I wondered if Meigs had forgotten all about the attempt he and his friends had made to abandon the professor and me? He was one of the most inconsistent men I have ever encountered.
"Like yourself and the others, Mr. Meigs," continued the professor, "Mr. Munn and I were taken prisoners——"
"But you were not treated with the same barbarity as the rest of us," burst out Meigs, his small mind finding even that a cause for temper. "You, who engineered the plot, and plunged us all into these terrific difficulties, escape the consequences. What is that banner?"
"We are under the protection of the ruler of the neighboring kingdom of Baigol. That is the royal standard."
"Ah," said Meigs bitterly, "you are even received at court—you and a professed thief—while Markham, Popham, Gilhooly, and I are no more than outcasts! Is there no such thing as justice, even on this disgusting planet? Look at me! Look at me!"
His final request for us to look at him was a frantic wail. He yanked savagely at his kirtle, and twisted his bare feet around in fearsome dejection.
"We are looking at you, Mr. Meigs," observed the professor quietly.
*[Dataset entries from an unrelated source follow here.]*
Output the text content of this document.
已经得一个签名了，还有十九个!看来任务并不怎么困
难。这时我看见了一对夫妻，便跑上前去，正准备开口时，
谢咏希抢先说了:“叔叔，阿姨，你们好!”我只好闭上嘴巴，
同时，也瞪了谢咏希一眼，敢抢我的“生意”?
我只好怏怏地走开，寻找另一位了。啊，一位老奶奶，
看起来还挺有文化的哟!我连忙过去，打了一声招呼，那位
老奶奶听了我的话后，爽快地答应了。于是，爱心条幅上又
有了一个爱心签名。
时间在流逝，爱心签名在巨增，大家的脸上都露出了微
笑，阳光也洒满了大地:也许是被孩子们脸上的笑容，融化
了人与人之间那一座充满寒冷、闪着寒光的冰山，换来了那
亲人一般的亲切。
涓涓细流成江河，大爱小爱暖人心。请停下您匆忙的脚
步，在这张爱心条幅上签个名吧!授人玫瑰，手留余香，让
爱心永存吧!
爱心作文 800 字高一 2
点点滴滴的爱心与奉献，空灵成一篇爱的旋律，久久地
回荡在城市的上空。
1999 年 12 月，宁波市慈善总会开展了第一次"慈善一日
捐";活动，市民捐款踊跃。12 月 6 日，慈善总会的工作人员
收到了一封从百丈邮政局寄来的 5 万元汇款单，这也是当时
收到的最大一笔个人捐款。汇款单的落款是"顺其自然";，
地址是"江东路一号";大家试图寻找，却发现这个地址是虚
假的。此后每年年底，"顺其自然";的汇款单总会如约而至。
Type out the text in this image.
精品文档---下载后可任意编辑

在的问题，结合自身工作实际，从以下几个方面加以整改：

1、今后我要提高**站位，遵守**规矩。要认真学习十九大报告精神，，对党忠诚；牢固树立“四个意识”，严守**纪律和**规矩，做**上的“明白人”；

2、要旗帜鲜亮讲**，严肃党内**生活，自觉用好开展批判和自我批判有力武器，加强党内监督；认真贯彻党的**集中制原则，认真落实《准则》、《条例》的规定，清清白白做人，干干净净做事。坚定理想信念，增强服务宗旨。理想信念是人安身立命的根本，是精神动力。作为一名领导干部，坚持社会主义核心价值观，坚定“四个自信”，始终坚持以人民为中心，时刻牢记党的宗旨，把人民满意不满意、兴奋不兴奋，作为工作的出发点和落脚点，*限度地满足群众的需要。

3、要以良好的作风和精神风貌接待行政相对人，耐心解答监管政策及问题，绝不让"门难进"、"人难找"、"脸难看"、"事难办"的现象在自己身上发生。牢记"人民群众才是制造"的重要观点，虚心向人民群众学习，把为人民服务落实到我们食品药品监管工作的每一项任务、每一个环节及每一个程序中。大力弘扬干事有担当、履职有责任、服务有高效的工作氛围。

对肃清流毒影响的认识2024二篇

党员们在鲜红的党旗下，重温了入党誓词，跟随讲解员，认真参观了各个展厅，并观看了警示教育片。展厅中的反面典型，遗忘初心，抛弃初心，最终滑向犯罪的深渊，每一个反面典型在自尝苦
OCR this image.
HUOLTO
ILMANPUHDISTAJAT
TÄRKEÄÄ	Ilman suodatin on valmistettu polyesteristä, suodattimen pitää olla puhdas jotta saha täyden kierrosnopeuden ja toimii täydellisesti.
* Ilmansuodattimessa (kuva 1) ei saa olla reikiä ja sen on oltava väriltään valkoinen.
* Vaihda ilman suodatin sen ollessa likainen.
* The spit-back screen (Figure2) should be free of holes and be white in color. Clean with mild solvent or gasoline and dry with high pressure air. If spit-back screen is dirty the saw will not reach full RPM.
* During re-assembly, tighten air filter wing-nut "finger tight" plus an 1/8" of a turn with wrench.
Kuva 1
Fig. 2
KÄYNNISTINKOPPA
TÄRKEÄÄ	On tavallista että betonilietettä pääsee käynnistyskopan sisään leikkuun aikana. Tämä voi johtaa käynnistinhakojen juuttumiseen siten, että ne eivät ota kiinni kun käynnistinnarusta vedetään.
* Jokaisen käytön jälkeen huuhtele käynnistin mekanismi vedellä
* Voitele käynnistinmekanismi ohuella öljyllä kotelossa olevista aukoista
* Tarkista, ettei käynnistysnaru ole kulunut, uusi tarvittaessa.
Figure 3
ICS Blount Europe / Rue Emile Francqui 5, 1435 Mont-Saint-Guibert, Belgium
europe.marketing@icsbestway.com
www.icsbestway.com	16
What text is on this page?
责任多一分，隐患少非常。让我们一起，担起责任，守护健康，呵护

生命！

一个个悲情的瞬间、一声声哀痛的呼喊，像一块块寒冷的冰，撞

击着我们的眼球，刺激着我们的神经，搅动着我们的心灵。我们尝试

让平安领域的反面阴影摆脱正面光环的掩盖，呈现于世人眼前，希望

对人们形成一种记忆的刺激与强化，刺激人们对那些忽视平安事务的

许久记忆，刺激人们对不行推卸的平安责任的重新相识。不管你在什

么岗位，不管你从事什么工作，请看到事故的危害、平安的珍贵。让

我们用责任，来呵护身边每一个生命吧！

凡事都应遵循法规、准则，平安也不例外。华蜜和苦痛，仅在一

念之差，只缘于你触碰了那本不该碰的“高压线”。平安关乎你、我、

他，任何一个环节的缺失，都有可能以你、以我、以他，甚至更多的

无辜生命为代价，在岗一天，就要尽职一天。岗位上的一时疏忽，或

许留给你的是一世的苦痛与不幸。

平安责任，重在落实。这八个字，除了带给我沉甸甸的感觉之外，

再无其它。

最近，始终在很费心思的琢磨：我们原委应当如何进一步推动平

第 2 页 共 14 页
"Do you find any pleasure in the spectacle? Does not my situation arouse even a spark of pity? I do not ask Munn for his sympathy, but you, Professor Quinn, although criminally careless in evolving plans and carrying them out, are a scientist, and you must have a heart."
"My heart is wrung with your misfortunes," replied the professor gently, "but I realize that desperate diseases require desperate remedies."
"What disease are you referring to," snapped Meigs, suddenly changing his tack, "and what remedy?"